Ann Althouse said...

"If what Althouse says about sex and hats is true, it give a whole new meaning to Oliver Sacks' book The Man Who Mistook His Wife for a Hat."

Suddenly, everything makes sense!

The man wasn't wrong at all. He was right and everyone else was wrong. And that's the way of the world, if we could only see things from a different point.

As Bob Dylan sang: "We always did feel the same/We just saw it from a different point of view."

Col. Milquetoast said...

Hitler's painting looks like a snapshot of a real place

Hitler's paintings looks like a snapshot because he painted from other people's photographs. I make the case for that here.

mockturtle said...

Hitler's paintings looks like a snapshot because he painted from other people's photographs.

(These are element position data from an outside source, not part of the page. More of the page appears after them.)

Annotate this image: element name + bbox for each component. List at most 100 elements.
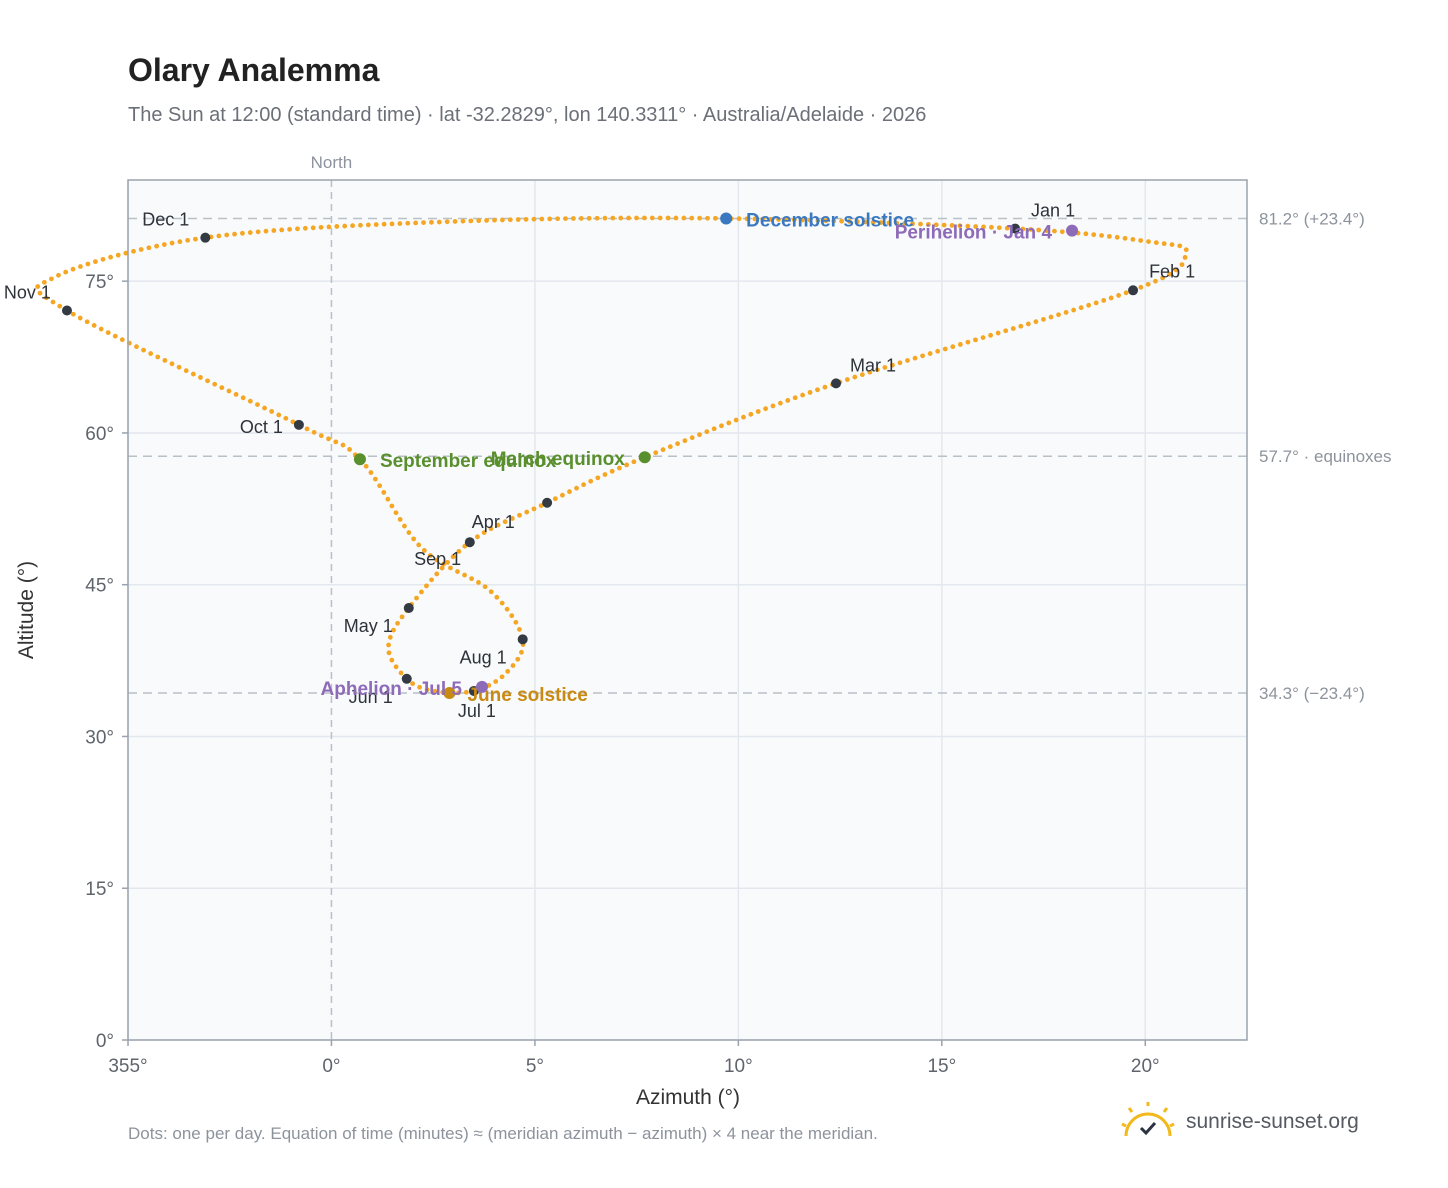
day-dot [350,223,355,229]
day-dot [1048,314,1054,320]
event-marker [720,212,733,225]
day-dot [424,583,429,589]
day-dot [912,355,918,361]
day-dot [515,656,521,662]
day-dot [434,571,440,577]
day-dot [37,290,43,296]
day-dot [417,684,423,690]
day-dot [389,221,395,227]
month-marker-label: May 1 [344,616,393,636]
day-dot [85,261,91,267]
day-dot [502,519,508,525]
day-dot [609,468,615,474]
day-dot [212,381,218,387]
day-dot [910,221,915,227]
day-dot [777,400,783,406]
month-marker [61,305,72,316]
day-dot [515,217,521,222]
day-dot [555,216,561,222]
day-dot [768,216,774,222]
day-dot [98,326,104,332]
y-tick-label: 0° [96,1031,114,1052]
day-dot [523,216,529,222]
day-dot [1083,231,1089,237]
day-dot [1153,240,1159,246]
day-dot [460,218,466,224]
day-dot [1033,319,1039,325]
month-marker [1010,223,1021,234]
day-dot [705,215,710,221]
day-dot [495,522,501,528]
day-dot [870,219,876,225]
day-dot [859,372,865,378]
day-dot [276,412,282,418]
day-dot [547,216,553,222]
month-marker-label: Apr 1 [472,512,515,532]
day-dot [711,426,717,432]
day-dot [595,475,601,481]
day-dot [1145,281,1151,287]
day-dot [138,247,144,252]
brand[interactable]: sunrise-sunset.org [1120,1102,1359,1142]
day-dot [800,392,806,398]
day-dot [815,218,821,223]
plot-frame [127,179,1248,1041]
day-dot [402,523,407,529]
day-dot [148,351,154,356]
day-dot [882,365,888,370]
day-dot [616,465,622,471]
day-dot [581,482,587,488]
day-dot [524,509,530,515]
day-dot [333,439,339,445]
day-dot [957,342,963,347]
day-dot [311,429,317,435]
day-dot [538,503,544,508]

So did my late husband. He was a talented artist if not original.

Fernandinande said...

buwaya said...
On my office walls I have bullfight advertising posters of my childhood hero, El Cordobes.


Your hero was (is?) a guy who dressed up like Liberace and pranced around while he tortured cows?

Robt C said...
Oliver Sacks' book The Man Who Mistook His Wife for a Hat.


You can't trust that guy: "In February 2010, Sacks was named as one of the Freedom From Religion Foundation's Honorary Board of distinguished achievers."

Char Char Binks, Esq. said...

Benton's art was very American, as opposed to Soviet art, which often featured rustic or industrial scenes of simple-yet-heroic farmers and proletarians. Many Regionalists' works were displayed in post offices and state universities, and were a visual fanfare for the common man, and were commissioned by the WPA, contrasting with Soviet artists who were compelled to work for the state and party, and whose works were shown in government-owned spaces to advance Communistt propaganda of the workers' paradise.

Would you hate Hitler's art if you didn't know who made it?

Bad Lieutenant said...

Fernandinande said...
buwaya said...
On my office walls I have bullfight advertising posters of my childhood hero, El Cordobes.

Your hero was (is?) a guy who dressed up like Liberace and pranced around while he tortured cows?


Pretty obviously we would expect you to identify with the bull.